Вместо этого я арендовал сухое, чистое, запирающееся помещение в фирме Все для дома. Хранение и доставка, неподалеку отсюда. Арендная плата годами съедала большую часть моего дохода. Да и от привычки помогать в беде своим приятелям— художникам я не отказался и ссужал им все, что имел или мог раздобыть, принимая в уплату долга картины. Главное, Дороти их не видела. Каждая картина, которая покрывала долг, прямо из студии нуждающегося художника переправлялась на склад конторы «Все для дома».
Когда мы с Китченом, наконец, вынесли все картины из дома, она сказала на прощанье:
— Одно нравится мне в Хемптоне — повсюду здесь указатели «Городская свалка».
Будь Китчен настоящим Фредом Джонсом, он вел бы грузовик. Но в нашей паре он безусловно был пассажиром, а шофером я. Его с детства возил шофер, так что он не раздумывая сел на место пассажира.
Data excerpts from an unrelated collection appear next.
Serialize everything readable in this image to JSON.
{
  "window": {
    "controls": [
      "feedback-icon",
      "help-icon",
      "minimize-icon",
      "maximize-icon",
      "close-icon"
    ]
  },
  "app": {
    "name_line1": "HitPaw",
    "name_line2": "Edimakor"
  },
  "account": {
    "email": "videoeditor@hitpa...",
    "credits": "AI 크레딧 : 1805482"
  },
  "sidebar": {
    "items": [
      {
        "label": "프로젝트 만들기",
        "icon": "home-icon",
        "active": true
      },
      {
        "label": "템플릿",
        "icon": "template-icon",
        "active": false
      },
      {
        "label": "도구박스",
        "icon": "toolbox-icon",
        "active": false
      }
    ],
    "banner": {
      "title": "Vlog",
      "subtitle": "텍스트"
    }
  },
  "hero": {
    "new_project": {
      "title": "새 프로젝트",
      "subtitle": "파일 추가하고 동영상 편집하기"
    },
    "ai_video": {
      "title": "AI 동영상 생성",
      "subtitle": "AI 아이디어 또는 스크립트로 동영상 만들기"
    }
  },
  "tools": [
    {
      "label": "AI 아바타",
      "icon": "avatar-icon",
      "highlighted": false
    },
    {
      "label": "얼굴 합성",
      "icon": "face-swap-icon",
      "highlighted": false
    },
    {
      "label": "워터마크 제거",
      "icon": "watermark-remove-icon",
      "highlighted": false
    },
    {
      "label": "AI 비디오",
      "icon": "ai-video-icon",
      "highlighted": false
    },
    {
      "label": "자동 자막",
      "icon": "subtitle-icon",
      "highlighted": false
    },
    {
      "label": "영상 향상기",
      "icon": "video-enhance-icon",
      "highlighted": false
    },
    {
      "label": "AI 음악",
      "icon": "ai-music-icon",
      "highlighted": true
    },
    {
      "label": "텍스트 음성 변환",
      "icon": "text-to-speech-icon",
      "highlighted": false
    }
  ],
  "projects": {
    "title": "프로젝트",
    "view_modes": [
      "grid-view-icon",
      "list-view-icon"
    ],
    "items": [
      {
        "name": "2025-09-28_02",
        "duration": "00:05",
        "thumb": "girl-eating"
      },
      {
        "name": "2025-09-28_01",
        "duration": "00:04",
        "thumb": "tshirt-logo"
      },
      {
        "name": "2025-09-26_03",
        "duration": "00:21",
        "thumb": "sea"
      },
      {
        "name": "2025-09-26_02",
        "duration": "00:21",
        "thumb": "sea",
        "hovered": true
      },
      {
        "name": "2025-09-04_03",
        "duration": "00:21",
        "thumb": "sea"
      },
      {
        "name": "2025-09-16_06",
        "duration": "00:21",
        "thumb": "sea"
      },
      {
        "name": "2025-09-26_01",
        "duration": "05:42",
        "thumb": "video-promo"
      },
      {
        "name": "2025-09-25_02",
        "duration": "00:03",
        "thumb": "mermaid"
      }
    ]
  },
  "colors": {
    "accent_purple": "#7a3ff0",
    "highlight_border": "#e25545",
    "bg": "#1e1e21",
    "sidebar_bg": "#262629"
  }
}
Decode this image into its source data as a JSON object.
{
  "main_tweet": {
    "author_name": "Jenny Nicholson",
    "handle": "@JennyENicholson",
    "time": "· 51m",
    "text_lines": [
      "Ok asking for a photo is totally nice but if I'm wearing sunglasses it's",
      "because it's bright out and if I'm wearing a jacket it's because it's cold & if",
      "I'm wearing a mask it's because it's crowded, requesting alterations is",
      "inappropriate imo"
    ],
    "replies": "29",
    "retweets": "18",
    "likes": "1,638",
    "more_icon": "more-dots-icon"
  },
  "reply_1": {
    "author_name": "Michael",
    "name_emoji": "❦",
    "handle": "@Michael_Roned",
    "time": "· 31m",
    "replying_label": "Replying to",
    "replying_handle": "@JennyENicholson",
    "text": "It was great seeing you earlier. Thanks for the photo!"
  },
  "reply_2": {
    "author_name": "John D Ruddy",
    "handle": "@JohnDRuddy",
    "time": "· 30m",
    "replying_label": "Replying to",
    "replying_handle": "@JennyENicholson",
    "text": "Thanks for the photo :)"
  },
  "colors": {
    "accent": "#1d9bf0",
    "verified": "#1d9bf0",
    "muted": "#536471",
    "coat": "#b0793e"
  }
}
Я болтал о своей женитьбе, о войне, о Великой депрессии и о том, что мы с Терри старше большинства ветеранов.
— Давно уж надо было мне жениться и осесть. Но когда возраст был для этого подходящий, не мог я этого сделать. Каких вообще женщин я знал тогда?
— В фильмах все, вернувшиеся с войны, примерно наших лет и старше, — сказал Терри. Это правда. В фильмах редко показывали мальчишек, которые в основном и вынесли на себе тяжелые наземные бои.
— Верно, — сказал я, — а киноактеры чаще всего войны и не видели. После изнурительного дня перед камерами, стрельбы холостыми патронами, когда ассистенты разбрызгивают вокруг кетчуп, актеры возвращаются домой к женам, детям и своему бассейну.
— Потому-то молодым и будет казаться, что наша с тобой война кончилась лет пятьдесят назад, — сказал Китчен, — из-за немолодых актеров, холостых патронов и кетчупа.
Им и казалось. Им и кажется.
— Вот увидишь, из-за этих фильмов, — предсказал он, — никто и не поверит, что на войне дети сражались.
— Три года из жизни вон, — сказал Терри о войне.
— Забываешь, что я пошел в армию еще до войны, — сказал я — Для меня — минус восемь лет. Вся юность мимо, а до сих пор так, черт возьми, хочется ее.
Бедная Дороти думала, что выходит за зрелого, добро— порядочного отставника. А получила жуткого эгоиста и шалопая лет девятнадцати!